LLMs are noisy. Over a day of self-scanning my own repo, I watched Claude emit gems like:

"render.yaml contains sync: false for secrets — could be misconfigured"
(sync: false is the correct Render.com setting)

"compare_digest is correctly implemented"
(flagged as a finding even though it's literally the fix)

"SQL query logging during development could expose sensitive data"
(it's development; that's the whole point of echo=True)

The solution isn't more prompting. Claude ignores prompt guardrails about a third of the time. The real fix is a hard post-parse filter that drops findings matching known false-positive patterns:

Infrastructure config files (render.yaml, .github/workflows/*, Dockerfile, *.tf) at low/medium severity
Template files (.env.example) for secrets-category findings
Test files (tests/, conftest.py) entirely
Self-contradictory descriptions ("X is correct, but...")
Speculative hedging at low/medium ("could be a", "if this were", "potentially allowing")
Dev-environment-only warnings ("during development", "in non-production")

Critical severity never gets filtered. We want false positives at critical to surface for human review, not be silently dropped.

After this filter, my own repo scans as 100/100 with zero findings. Without it, the score bounced between 79 and 94 across seven runs with completely different findings each time. Filtering is the product.

What I found in the wild

I scanned a 24K-star AI-coding repo (responsible disclosure in flight; this post will be updated with the repo name after Thursday 2026-04-17 EOD UTC). Top findings:

Finding	File	Why static scanners miss it
Unauthenticated command execution	`app/api/run-command-v2/route.ts`	No auth gate before shelling out. No `eval()` or `child_process.exec()` with obviously-tainted input. Just a route handler that trusts any caller.
Arbitrary file write via AI-generated content	`app/api/apply-ai-code-stream/route.ts`	Writes to disk. Static tools see `fs.writeFile` and don't flag it.
Missing auth on package installation	`app/api/install-packages-v2/route.ts`	The action is "install arbitrary npm package". No auth.
API key leaked in error responses	`app/api/search/route.ts`	Regex scanners look for hardcoded keys in source. This one is echoed back to the client on failure paths.

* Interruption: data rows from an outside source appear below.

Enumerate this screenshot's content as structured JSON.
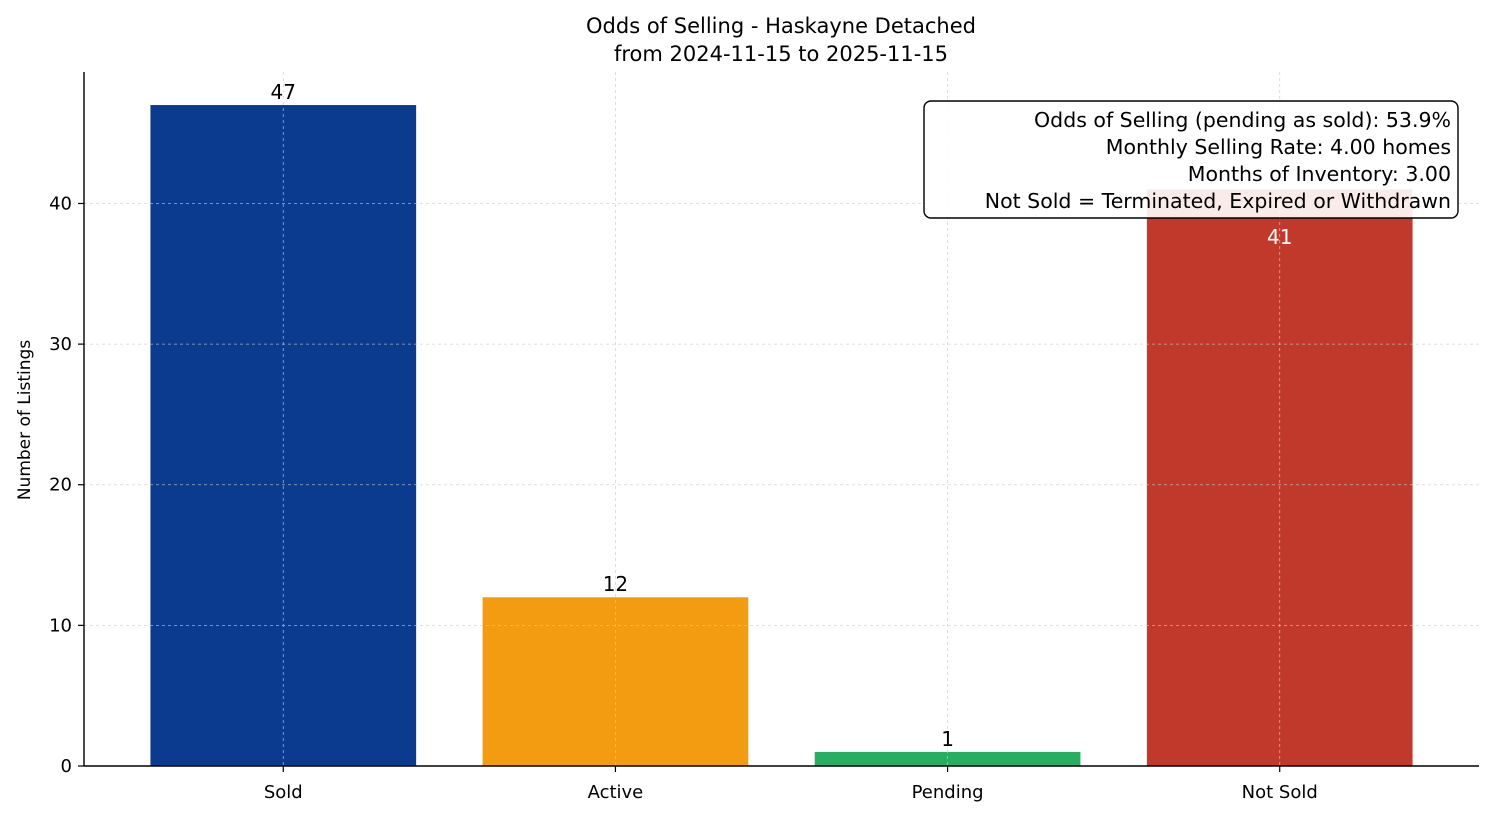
{
  "chart_data": {
    "type": "bar",
    "title": "Odds of Selling - Haskayne Detached",
    "subtitle": "from 2024-11-15 to 2025-11-15",
    "xlabel": "",
    "ylabel": "Number of Listings",
    "categories": [
      "Sold",
      "Active",
      "Pending",
      "Not Sold"
    ],
    "values": [
      47,
      12,
      1,
      41
    ],
    "data_labels": [
      "47",
      "12",
      "1",
      "41"
    ],
    "colors": [
      "#0b3b8f",
      "#f39c12",
      "#27ae60",
      "#c0392b"
    ],
    "ylim": [
      0,
      49.35
    ],
    "yticks": [
      0,
      10,
      20,
      30,
      40
    ],
    "grid": true,
    "annotation_box": {
      "position": "top-right",
      "lines": [
        "Odds of Selling (pending as sold): 53.9%",
        "Monthly Selling Rate: 4.00 homes",
        "Months of Inventory: 3.00",
        "Not Sold = Terminated, Expired or Withdrawn"
      ]
    }
  }
}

Combined, these form a complete "submit code → write it → execute it" chain. A separate scanner ran against this same repo three days ago and flagged hundreds of issues. None of these four. They require reading the route handlers end-to-end and asking what's actually authenticated.

Background

I'm a non-technical founder. I can't write code. I built two production apps using AI coding tools and realized I had no way to know if they were safe. 65% of vibe-coded apps have security vulnerabilities. 35 CVEs were traced to AI-generated code in March 2026 alone.

So I built the tool I needed. Vibe Check uses Claude to understand what code is trying to do, and catches when it silently fails. Built by someone who can't code, for everyone who can't code.